Magnetic resonance imaging (MRI) is accurate in differentiating T1 or lower tumors from T2 or higher tumors among patients with bladder cancer, a new review published in the February issue of Radiology suggests.

Li Huang, M.D., Ph.D., from Sun Yat-Sen University in Guangzhou, China, and colleagues conducted a systematic literature review to identify studies evaluating the diagnostic accuracy of MR imaging for differentiating stage T1 or lower tumors from stage T2 or higher tumors in patients with bladder cancer.

Additionally, studies assessing the influence of different imaging protocols in patients with bladder cancer were analyzed.

The study team made a systematic literature review of diagnostic studies in PubMed, Medline, the Cochrane Library, and Web of Science.

The methodologic quality of each study was evaluated by two independent reviewers who used the Quality Assessment of Diagnostic Accuracy Studies 2 tool.

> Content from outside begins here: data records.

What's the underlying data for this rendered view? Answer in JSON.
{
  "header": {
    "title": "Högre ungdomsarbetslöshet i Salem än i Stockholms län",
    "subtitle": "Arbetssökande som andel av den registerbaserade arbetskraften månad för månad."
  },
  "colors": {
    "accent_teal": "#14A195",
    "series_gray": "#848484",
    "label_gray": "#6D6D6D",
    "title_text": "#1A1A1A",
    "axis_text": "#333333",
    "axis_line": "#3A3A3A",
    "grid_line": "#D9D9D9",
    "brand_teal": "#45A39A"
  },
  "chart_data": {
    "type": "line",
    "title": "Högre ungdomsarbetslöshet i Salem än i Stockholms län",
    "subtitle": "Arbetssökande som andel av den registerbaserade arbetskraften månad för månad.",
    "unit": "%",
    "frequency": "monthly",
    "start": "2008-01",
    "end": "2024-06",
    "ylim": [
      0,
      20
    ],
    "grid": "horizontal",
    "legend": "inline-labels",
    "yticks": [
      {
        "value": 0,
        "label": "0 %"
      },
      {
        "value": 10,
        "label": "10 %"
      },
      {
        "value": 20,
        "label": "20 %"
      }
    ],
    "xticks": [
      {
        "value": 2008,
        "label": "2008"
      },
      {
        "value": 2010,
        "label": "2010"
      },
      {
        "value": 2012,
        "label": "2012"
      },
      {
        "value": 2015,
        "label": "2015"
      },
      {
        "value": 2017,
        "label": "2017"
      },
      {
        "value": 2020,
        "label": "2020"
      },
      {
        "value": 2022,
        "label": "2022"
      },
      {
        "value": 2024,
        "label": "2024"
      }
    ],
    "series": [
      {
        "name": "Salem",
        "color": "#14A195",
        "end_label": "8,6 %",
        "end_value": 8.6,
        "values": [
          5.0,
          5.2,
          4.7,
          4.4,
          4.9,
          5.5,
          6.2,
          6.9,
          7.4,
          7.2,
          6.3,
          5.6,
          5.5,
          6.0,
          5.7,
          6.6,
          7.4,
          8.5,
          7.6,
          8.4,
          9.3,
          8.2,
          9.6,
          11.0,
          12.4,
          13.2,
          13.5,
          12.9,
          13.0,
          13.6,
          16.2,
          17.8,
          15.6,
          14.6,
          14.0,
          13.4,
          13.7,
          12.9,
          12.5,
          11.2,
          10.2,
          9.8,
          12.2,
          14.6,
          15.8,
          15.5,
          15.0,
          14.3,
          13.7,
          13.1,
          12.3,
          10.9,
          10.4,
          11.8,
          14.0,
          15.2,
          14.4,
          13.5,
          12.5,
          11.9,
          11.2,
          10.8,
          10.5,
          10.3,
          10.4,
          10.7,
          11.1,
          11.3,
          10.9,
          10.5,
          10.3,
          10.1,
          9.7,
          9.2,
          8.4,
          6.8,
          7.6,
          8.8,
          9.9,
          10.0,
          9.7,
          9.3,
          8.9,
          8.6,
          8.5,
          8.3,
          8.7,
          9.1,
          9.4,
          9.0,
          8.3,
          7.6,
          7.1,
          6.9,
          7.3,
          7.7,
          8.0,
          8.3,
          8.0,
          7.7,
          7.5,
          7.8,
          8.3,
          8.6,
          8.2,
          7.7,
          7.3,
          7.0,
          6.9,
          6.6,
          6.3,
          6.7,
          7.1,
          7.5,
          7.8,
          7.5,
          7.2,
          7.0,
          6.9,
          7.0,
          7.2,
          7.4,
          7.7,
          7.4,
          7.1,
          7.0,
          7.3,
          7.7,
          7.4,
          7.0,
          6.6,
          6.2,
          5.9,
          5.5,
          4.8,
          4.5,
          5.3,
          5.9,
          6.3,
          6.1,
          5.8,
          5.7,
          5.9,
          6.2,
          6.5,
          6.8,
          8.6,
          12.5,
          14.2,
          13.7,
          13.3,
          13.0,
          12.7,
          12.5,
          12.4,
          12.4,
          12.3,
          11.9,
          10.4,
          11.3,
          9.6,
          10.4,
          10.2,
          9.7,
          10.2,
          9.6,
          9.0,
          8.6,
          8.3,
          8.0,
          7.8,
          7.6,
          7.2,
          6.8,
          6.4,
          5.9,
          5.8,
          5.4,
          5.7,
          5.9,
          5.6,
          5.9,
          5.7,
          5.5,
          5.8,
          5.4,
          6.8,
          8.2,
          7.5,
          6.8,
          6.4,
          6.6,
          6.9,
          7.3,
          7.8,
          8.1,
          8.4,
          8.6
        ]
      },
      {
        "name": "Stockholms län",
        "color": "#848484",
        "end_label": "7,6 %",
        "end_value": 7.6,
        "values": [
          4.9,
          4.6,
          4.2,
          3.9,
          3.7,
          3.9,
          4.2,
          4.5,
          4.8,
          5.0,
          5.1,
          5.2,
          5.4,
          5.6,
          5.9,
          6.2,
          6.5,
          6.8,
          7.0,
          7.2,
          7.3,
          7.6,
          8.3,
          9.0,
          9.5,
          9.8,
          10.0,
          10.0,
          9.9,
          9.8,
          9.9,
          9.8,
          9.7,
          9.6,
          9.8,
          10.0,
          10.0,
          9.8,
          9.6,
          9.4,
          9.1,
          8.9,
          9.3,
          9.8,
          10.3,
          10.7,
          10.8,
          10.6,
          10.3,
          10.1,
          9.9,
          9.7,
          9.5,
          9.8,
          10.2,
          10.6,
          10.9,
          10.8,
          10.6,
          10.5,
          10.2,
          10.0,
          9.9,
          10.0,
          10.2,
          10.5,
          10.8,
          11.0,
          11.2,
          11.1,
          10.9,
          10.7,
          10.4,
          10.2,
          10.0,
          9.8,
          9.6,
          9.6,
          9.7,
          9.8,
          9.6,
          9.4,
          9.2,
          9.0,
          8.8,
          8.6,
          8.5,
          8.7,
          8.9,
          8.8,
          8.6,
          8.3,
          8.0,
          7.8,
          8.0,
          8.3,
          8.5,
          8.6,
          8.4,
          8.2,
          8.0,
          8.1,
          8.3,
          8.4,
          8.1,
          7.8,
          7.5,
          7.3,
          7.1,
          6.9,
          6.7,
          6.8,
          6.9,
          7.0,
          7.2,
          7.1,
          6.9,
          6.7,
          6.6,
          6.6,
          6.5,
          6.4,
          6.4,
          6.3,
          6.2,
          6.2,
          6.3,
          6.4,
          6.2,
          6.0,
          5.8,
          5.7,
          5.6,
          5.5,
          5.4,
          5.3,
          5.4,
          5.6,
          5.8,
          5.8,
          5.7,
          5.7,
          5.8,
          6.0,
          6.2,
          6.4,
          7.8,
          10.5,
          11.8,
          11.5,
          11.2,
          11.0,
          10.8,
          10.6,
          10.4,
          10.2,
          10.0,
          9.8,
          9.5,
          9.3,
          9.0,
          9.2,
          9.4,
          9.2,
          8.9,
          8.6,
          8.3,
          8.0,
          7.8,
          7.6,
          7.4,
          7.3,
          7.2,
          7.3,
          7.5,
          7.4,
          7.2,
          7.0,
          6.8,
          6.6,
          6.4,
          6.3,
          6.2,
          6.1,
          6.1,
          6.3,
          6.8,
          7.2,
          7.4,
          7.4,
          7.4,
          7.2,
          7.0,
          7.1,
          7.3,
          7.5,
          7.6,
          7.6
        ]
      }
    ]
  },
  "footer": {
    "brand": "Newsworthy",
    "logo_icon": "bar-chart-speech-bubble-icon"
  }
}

The team extracted the patient, study, and imaging characteristics. Data pooling, heterogeneity testing, sensitivity analyses, and forest plot construction were included in the statistical analysis.

The researchers identified 17 studies totaling 1,449 patients with bladder cancer. Across studies, the pooled sensitivity of MRI was 0.90 and the specificity was 0.88 for differentiating tumors staged T1 or lower from those staged T2 or higher.

Sensitivity (0.92) and specificity (0.96) were improved with diffusion-weighted imaging and use of higher field strengths (3 T).

"Our meta-analysis shows high sensitivity and specificity for MR imaging to differentiate T1 or lower tumors from T2 or higher tumors before surgery and that a 3.0-T device combined with diffusion-weighted imaging had the highest sensitivity and specificity in all studies," the authors write.